Finding a useful animal MERS model may be partially solved thanks to a team led by Stanley Perlman, a virologist and pediatric infectious disease specialist at the University of Iowa in Iowa City. Perlman and his colleagues devised a way to get mice to temporarily produce the human version of DPP4 in their respiratory tracts, the researchers reported in the April 1 Proceedings of the National Academy of Sciences. Mice that make human DPP4 can be infected with MERS coronavirus, enabling the researchers to learn how the immune system handles the virus.Perlman’s group is genetically engineering mice to permanently replace their DPP4 protein with the human version. If all goes as planned, the mice should be available in November, Perlman says.
Other potentially good news surfaced when two groups of researchers reported April 28 in the Proceedings of the National Academy of Sciences and in the April 30 Science Translational Medicine that they had isolated human antibodies that could prevent the MERS virus from latching on to its target. The discovery raises the possibility that the antibodies could be used to treat MERS infections or to protect health care workers or close contacts of MERS patients from becoming infected with the virus, says Wayne Marasco, an immunologist and infectious disease specialist at Harvard Medical School in Boston, a coauthor of one of the reports.
The study also suggests that healthy human immune systems can keep the MERS virus in check, Marasco says. During the course of the experiments, sometimes the virus developed mutations in its spike protein that allowed MERS to evade the antibodies’ grasp. “In cases where viruses could escape, they did so at the expense of their own fitness,” says Marasco. The mutated viruses either had a harder time grasping cells, which would make infection harder, or they grew less well in primate cells. Weakened viruses may be easy pickings for a strong immune system.
Unfortunately, many people who have contracted MERS already had other illnesses that may have damaged their ability to fight the virus. Each infected person is like a test tube where the virus can mutate; having more test tubes means an ever-increasing chance that the virus could become better at growing in humans. “A weakened immune system is clearly consistent with an environment where adaptation can occur,” says Marasco.
Many of the new cases in Saudi Arabia and the United Arab Emirates have been spread from a sick person to a health care worker, family member, hospital patient or another contact. People who caught the virus from someone else tend to have mild illnesses or no symptoms at all, Jasarevic says, and the virus rarely, if ever, transmits beyond the second person infected.
That’s an assertion that Trish Perl, an epidemiologist and infectious disease doctor at Johns Hopkins University, challenges. Perl traveled to Saudi Arabia last year to investigate a large MERS outbreak at hospitals. The researchers found evidence for long chains of person-to-person transmission of the virus, especially among dialysis patients (SN Online: 6/19/13). “It’s clear that there is a lot going on in the health care environment,” Perl says.
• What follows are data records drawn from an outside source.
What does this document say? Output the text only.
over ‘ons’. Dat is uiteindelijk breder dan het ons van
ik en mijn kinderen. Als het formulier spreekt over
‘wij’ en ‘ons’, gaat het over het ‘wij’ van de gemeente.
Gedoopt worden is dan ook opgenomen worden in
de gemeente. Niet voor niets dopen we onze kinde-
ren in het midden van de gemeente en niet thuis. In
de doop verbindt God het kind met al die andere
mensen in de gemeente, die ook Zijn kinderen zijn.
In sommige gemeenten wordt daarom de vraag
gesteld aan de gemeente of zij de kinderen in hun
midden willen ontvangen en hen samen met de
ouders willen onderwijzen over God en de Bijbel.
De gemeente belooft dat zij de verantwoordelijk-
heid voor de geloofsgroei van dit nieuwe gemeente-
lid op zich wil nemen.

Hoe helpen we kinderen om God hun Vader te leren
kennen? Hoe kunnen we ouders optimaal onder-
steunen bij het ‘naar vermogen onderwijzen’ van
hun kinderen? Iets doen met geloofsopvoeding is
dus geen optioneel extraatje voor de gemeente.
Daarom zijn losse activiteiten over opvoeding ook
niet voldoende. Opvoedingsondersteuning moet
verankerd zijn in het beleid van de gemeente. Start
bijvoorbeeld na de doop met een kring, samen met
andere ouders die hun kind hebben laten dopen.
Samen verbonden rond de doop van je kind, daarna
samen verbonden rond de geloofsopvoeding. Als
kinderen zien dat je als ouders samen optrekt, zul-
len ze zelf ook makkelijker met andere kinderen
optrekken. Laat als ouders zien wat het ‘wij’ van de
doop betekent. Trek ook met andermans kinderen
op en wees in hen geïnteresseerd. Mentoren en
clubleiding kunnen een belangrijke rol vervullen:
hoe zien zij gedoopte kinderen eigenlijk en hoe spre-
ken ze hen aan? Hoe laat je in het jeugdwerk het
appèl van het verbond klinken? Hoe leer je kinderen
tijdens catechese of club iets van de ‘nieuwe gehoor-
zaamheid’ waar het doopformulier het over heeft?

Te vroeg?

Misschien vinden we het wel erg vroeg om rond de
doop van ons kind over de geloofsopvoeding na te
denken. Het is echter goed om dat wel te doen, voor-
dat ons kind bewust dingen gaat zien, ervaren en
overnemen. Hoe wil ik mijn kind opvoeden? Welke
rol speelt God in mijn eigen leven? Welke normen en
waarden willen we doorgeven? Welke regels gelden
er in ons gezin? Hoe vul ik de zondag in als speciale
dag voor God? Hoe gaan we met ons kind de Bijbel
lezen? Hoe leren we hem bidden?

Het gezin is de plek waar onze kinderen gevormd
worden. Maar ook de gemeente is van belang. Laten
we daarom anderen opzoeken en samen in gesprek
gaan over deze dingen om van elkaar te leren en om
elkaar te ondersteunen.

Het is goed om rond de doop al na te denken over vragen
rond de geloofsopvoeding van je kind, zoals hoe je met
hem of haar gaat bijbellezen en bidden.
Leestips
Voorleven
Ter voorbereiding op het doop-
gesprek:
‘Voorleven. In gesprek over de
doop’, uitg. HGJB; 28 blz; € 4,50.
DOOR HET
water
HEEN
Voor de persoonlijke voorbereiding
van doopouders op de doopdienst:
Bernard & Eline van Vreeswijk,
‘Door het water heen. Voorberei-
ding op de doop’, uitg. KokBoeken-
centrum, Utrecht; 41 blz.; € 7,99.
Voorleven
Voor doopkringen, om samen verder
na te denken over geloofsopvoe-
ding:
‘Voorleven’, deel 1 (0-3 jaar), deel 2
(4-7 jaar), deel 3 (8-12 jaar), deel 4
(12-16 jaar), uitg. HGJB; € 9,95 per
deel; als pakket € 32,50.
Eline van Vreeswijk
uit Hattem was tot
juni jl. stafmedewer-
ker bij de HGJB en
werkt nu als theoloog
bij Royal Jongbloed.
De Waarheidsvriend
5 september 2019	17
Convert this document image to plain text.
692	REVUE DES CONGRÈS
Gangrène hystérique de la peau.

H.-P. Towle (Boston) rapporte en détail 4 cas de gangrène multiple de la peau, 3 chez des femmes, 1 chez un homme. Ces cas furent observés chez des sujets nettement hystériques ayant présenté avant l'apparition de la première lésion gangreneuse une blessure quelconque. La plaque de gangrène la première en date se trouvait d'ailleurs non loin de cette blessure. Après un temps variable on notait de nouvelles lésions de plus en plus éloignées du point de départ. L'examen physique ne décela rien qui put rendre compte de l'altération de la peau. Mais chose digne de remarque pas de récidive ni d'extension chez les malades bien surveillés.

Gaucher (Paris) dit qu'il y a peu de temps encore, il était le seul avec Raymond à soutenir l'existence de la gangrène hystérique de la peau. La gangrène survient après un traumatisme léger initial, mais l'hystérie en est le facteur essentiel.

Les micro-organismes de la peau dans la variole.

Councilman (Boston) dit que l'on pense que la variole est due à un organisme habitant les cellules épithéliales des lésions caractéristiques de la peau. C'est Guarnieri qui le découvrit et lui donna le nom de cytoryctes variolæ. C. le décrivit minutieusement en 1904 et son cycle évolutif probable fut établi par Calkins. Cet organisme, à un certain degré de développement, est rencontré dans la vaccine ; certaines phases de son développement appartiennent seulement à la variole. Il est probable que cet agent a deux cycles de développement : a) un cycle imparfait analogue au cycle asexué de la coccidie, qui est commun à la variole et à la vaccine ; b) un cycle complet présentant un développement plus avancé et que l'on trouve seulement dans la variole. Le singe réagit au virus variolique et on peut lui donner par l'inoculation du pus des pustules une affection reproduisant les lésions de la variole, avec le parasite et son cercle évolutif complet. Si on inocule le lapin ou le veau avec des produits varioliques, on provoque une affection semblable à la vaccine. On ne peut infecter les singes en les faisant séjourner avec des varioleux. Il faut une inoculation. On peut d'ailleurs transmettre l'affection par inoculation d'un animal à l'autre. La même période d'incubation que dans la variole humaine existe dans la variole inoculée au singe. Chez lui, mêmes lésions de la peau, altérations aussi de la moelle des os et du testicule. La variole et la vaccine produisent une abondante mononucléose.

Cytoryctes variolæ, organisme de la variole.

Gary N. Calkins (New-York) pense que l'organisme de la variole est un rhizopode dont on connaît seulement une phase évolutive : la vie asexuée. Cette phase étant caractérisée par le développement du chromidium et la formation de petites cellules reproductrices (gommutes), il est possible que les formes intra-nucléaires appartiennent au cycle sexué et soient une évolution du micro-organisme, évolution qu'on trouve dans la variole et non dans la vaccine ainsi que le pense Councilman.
In the last month, health officials have reported a growing number of milder cases and cases with no symptoms. Some of those cases may have been detected thanks to better surveillance and it is possible that mild cases were missed earlier. The growing number of milder cases is also lowering the virus’s overall mortality rate to somewhere around 30 percent. That’s still a frightening number, Perlman says, but “it’s not as scary as it could be.”
He sees MERS as primarily a camel cold virus that sometimes leaps into susceptible people; proper precautions, he says, may make it disappear. “If you have good infection control measures and people stop getting so close to sick camels, there’s a good chance it will die out.”